Aside from Daniel Andrews’s “shock and awe” overnight curfew, the shutting down of some industries and the limits on movement, Lockdown 3.0 has the feel of Lockdown 2.0.
Not so for the punters.
“We’re in the 26th week of a six week plan,” wrote Shirley in Melbourne’s Herald Sun.
The Herald Sun has long been the barometer of mainstream Melbourne, its readers for decades deciding elections and fuelling much of the news agenda.
Many of them John Howard’s battlers from the 1990s, their people were not too happy this morning.
“A police state, with a curfew? Surely this isn’t a modern-day Australia!’’ screamed Tania in the Hun.
Bret wasn’t stoked either: “Victorians have a right to be absolutely filthy.”
Then Paul the centrist chimed in: “I’m OK with most of this but a curfew?’’
Elsewhere across the city, the changes will have a greater impact.
In the outer suburbs, the 5km limit on travel has the potential to be extremely limiting for many and for Year 12 students the implications are profound as they prepare for the end of their schooling.
No football, no schoolies, no shared dreams in the schoolyard. Deep uncertainty about their futures.
The thousands of jobs that will go as a result of this lockdown will have a generational impact on society, as will the likely death of many, many businesses.
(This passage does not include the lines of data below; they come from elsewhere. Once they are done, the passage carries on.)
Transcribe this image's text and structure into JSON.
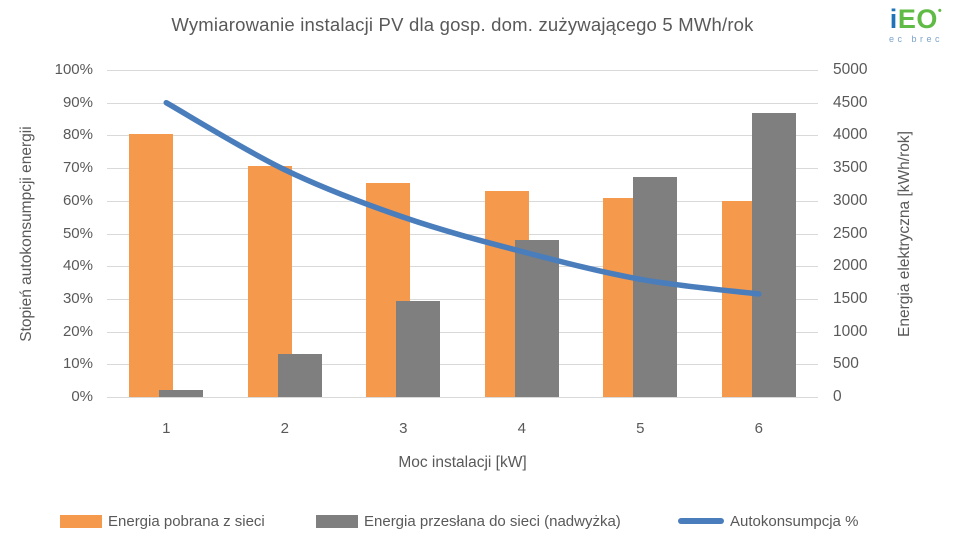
{
  "header": {
    "title": "Wymiarowanie instalacji PV dla gosp. dom. zużywającego 5 MWh/rok",
    "logo": {
      "text_i": "i",
      "text_eo": "EO",
      "dot": "•",
      "subtext": "ec brec",
      "blue": "#2173B8",
      "green": "#5FBB46",
      "sub_color": "#7BA3CB"
    }
  },
  "chart_data": {
    "type": "combo-bar-line",
    "categories": [
      "1",
      "2",
      "3",
      "4",
      "5",
      "6"
    ],
    "x_axis": {
      "title": "Moc instalacji [kW]",
      "labels": [
        "1",
        "2",
        "3",
        "4",
        "5",
        "6"
      ]
    },
    "left_axis": {
      "title": "Stopień autokonsumpcji energii",
      "min": 0,
      "max": 100,
      "tick_step": 10,
      "tick_labels": [
        "0%",
        "10%",
        "20%",
        "30%",
        "40%",
        "50%",
        "60%",
        "70%",
        "80%",
        "90%",
        "100%"
      ]
    },
    "right_axis": {
      "title": "Energia elektryczna [kWh/rok]",
      "min": 0,
      "max": 5000,
      "tick_step": 500,
      "tick_labels": [
        "0",
        "500",
        "1000",
        "1500",
        "2000",
        "2500",
        "3000",
        "3500",
        "4000",
        "4500",
        "5000"
      ]
    },
    "series": [
      {
        "name": "Energia pobrana z sieci",
        "type": "bar",
        "axis": "right",
        "unit": "kWh/rok",
        "color": "#F5994D",
        "values": [
          4020,
          3530,
          3275,
          3150,
          3050,
          3000
        ]
      },
      {
        "name": "Energia przesłana do sieci (nadwyżka)",
        "type": "bar",
        "axis": "right",
        "unit": "kWh/rok",
        "color": "#7F7F7F",
        "values": [
          100,
          655,
          1470,
          2400,
          3365,
          4350
        ]
      },
      {
        "name": "Autokonsumpcja %",
        "type": "line",
        "axis": "left",
        "unit": "%",
        "color": "#4A7DBB",
        "values": [
          90,
          69.5,
          55,
          44.5,
          36,
          31.5
        ]
      }
    ],
    "grid": {
      "color": "#D9D9D9",
      "horizontal": true,
      "vertical": false
    },
    "legend": {
      "position": "bottom"
    }
  }
}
There is a real sense that many have barely been hanging on during the first two lockdowns and that this will skewer them.
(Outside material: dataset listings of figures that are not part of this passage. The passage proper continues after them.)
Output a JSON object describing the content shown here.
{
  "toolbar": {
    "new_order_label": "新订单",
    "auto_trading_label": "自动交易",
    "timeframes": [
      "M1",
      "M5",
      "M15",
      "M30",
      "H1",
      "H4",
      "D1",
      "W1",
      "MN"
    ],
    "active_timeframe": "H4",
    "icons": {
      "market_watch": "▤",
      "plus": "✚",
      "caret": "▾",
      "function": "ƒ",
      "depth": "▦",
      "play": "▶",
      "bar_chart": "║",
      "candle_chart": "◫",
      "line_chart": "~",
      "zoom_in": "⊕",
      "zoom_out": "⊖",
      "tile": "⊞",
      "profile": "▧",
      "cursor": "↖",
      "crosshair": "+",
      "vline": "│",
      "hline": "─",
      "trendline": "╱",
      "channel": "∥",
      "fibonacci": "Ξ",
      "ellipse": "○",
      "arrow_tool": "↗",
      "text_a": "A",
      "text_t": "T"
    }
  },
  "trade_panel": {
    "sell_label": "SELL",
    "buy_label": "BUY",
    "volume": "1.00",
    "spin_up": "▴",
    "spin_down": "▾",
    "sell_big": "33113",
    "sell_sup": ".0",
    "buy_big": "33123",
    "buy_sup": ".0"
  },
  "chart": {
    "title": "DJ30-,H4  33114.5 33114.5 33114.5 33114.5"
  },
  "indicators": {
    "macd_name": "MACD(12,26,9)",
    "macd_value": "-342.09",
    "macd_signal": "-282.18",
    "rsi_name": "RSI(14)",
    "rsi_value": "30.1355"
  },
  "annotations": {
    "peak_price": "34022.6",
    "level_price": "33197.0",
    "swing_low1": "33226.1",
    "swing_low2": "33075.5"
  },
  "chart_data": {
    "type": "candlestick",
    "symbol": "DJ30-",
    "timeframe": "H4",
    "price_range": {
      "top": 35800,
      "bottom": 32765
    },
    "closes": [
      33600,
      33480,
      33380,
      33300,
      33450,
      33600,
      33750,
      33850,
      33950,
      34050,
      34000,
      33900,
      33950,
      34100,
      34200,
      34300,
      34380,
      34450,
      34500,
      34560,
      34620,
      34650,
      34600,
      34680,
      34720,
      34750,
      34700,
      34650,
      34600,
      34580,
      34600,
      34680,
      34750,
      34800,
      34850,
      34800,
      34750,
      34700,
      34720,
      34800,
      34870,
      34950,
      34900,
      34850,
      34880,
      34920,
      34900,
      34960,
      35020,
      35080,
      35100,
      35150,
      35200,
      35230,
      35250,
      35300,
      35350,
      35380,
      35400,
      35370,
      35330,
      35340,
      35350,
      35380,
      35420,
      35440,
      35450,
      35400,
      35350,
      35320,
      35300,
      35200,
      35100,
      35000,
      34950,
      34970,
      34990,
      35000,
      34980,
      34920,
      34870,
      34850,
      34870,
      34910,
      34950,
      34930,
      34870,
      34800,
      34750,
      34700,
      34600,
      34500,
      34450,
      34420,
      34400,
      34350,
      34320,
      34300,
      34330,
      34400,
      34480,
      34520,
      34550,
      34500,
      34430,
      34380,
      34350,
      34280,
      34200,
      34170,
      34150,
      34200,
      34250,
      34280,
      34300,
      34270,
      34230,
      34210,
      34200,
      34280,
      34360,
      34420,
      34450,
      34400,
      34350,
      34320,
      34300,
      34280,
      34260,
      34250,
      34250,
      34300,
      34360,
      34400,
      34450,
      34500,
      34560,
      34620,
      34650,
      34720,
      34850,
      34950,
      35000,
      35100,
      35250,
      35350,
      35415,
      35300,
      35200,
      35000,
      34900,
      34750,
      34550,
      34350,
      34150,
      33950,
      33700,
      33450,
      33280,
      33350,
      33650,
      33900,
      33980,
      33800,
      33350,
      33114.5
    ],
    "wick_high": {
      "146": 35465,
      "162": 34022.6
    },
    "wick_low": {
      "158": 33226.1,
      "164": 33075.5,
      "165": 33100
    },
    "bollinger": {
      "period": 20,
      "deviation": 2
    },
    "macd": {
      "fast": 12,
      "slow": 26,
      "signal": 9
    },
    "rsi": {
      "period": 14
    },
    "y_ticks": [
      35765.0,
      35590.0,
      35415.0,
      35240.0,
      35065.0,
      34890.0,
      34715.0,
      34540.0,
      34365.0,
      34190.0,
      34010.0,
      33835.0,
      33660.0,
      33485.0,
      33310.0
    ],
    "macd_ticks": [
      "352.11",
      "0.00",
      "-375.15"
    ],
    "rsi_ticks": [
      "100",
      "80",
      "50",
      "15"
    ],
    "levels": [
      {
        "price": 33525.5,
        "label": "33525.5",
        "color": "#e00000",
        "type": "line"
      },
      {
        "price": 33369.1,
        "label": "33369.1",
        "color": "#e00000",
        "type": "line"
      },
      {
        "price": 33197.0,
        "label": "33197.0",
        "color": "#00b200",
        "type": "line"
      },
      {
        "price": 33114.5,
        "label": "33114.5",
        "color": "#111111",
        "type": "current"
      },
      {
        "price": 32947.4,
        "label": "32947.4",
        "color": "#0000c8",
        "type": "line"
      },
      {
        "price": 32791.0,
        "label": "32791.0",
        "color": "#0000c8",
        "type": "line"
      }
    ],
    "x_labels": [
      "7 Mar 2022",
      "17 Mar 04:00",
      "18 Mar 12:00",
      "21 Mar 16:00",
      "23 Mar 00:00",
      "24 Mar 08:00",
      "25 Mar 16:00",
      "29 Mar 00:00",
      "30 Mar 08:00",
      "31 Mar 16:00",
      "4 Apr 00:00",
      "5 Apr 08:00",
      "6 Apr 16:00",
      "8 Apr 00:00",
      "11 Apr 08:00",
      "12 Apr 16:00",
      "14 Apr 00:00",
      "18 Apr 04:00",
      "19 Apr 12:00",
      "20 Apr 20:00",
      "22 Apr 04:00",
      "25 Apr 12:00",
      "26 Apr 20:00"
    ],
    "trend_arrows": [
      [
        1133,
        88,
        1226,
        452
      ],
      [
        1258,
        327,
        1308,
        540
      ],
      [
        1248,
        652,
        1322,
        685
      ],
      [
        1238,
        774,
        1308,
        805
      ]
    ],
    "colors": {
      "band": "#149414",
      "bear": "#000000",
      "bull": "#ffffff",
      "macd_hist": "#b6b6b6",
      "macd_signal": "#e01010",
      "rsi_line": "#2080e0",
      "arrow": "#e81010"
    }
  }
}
Last night on a tour of the city post-curfew, it is clear the economic shutdown is already having an effect.
The great Melbourne shutdown began at 8pm, rapidly draining the life out of the CBD.
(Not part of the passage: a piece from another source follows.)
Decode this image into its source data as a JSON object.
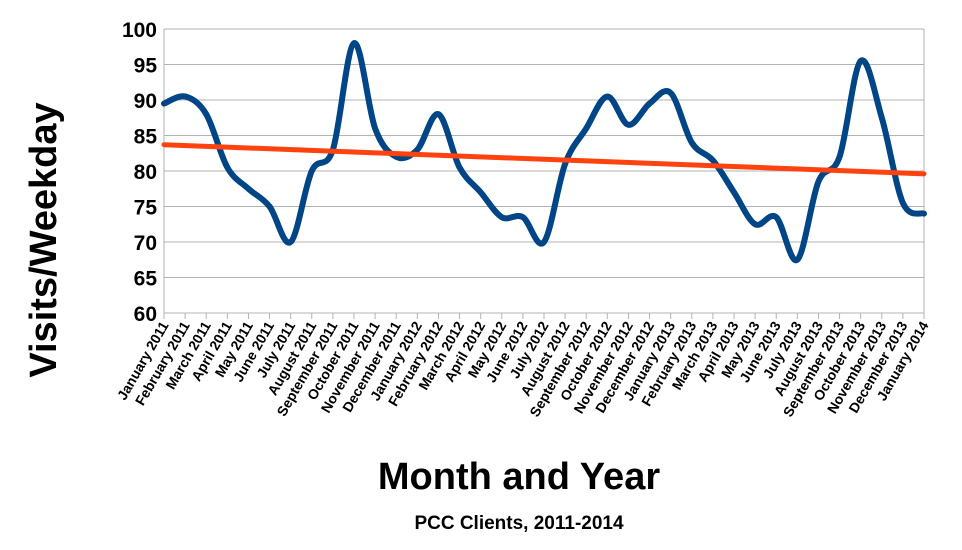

Tysn(OK) Dearley, 19, of Mt Druitt in western Sydney, had more than a few problems getting out of the way of police and will be typical of many people in Victoria in coming years.
“It’s a bit hard because I’m homeless,” he said. “I’m on my way to St Kilda. Everything was good until the virus started happening.”
Melbourne’s CBD, once the southern capital’s great strength, has been transformed by the virus, its coffee, restaurant and university culture broken by the threat of disease.
It was the same story today as fewer and fewer people entered the CBD, yet another knock-on effect of shutting down a metropolis.
Day one of the six week look down under way.
Only 41 days to go.
It’s 10am and there is a run on meat at Coles in Camberwell and panic buying in the coffee aisle.